Metabolic rate parameters estimation using in vitro data is necessary due to numbers of chemicals for which data are needed, trend towards minimizing laboratory animal use, and limited opportunity to collect data in human subjects. We evaluated how well metabolic rate parameters derived from in vitro data predict overall in vivo metabolism for a set of environmental chemicals for which well validated and established methods exist. We compared values of VmaxC derived from in vivo vapor uptake studies with estimates of VmaxC scaled up from in vitro hepatic microsomal metabolism studies for VOCs for which data were available in male F344 rats. For 6 of 7 VOCs, differences between the in vivo and scaled up in vitro VmaxC estimates were less than 2.6-fold. For bromodichloromethane (BDCM), the in vivo derived VmaxC was approximately 4.4-fold higher than the in vitro derived and scaled up VmaxC. The more rapid rate of BDCM metabolism estimated based in vivo studies suggests other factors such as extrahepatic metabolism, binding or other non-specific losses making a significant contribution to overall clearance. Systematic and reliable utilization of scaled up in vitro biotransformation rate parameters in PBPK models will require development of methods to predict cases in which extrahepatic metabolism and binding as well as other factors are likely to be significant contributors.

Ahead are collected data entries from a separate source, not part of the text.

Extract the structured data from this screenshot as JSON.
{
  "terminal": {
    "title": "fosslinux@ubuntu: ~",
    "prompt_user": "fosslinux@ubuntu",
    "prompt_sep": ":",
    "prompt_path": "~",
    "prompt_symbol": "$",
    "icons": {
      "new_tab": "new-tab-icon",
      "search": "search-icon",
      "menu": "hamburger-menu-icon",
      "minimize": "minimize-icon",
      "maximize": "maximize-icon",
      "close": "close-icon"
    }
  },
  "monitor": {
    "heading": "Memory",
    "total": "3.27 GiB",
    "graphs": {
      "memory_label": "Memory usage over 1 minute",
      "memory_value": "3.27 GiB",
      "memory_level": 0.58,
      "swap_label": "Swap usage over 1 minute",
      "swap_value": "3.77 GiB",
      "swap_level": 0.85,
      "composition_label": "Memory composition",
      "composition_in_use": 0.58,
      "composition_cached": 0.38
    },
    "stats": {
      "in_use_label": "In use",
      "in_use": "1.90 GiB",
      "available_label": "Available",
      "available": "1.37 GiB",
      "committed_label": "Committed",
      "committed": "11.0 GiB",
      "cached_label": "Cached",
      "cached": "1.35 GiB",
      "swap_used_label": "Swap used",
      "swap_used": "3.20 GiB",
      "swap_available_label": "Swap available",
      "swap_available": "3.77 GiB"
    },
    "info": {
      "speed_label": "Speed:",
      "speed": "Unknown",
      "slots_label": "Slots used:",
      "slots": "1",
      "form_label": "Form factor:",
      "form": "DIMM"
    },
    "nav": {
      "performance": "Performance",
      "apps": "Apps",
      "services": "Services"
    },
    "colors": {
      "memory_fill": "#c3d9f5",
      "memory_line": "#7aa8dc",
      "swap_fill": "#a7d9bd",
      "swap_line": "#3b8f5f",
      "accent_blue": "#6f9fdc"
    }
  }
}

由于需要数据的化学品数量、尽量减少实验室动物使用的趋势以及在人类受试者中收集数据的机会有限，使用体外数据估计代谢率参数是必要的。我们评估了来自体外数据的代谢率参数如何预测一组环境化学物质的整体体内代谢，这些环境化学物质存在经过充分验证和建立的方法。我们比较了来自体内蒸气吸收研究的 VmaxC 值与从体外肝微粒体代谢研究中按比例放大的 VmaxC 估计值，这些研究的数据可用于雄性 F344 大鼠。对于 7 种 VOC 中的 6 种，体内并且按比例放大的体外VmaxC 估计值不到 2.6 倍。对于溴二氯甲烷 ( BDCM )，体内衍生的 VmaxC 比体外衍生和放大的 VmaxC高约 4.4 倍。基于体内研究估计的 BDCM 代谢的更快速率表明其他因素，如肝外代谢、结合或其他非特异性损失，对整体清除做出了重大贡献。在 PBPK 模型中系统和可靠地利用放大的体外生物转化率参数将需要开发方法来预测肝外代谢和结合以及其他因素可能是重要贡献者的情况。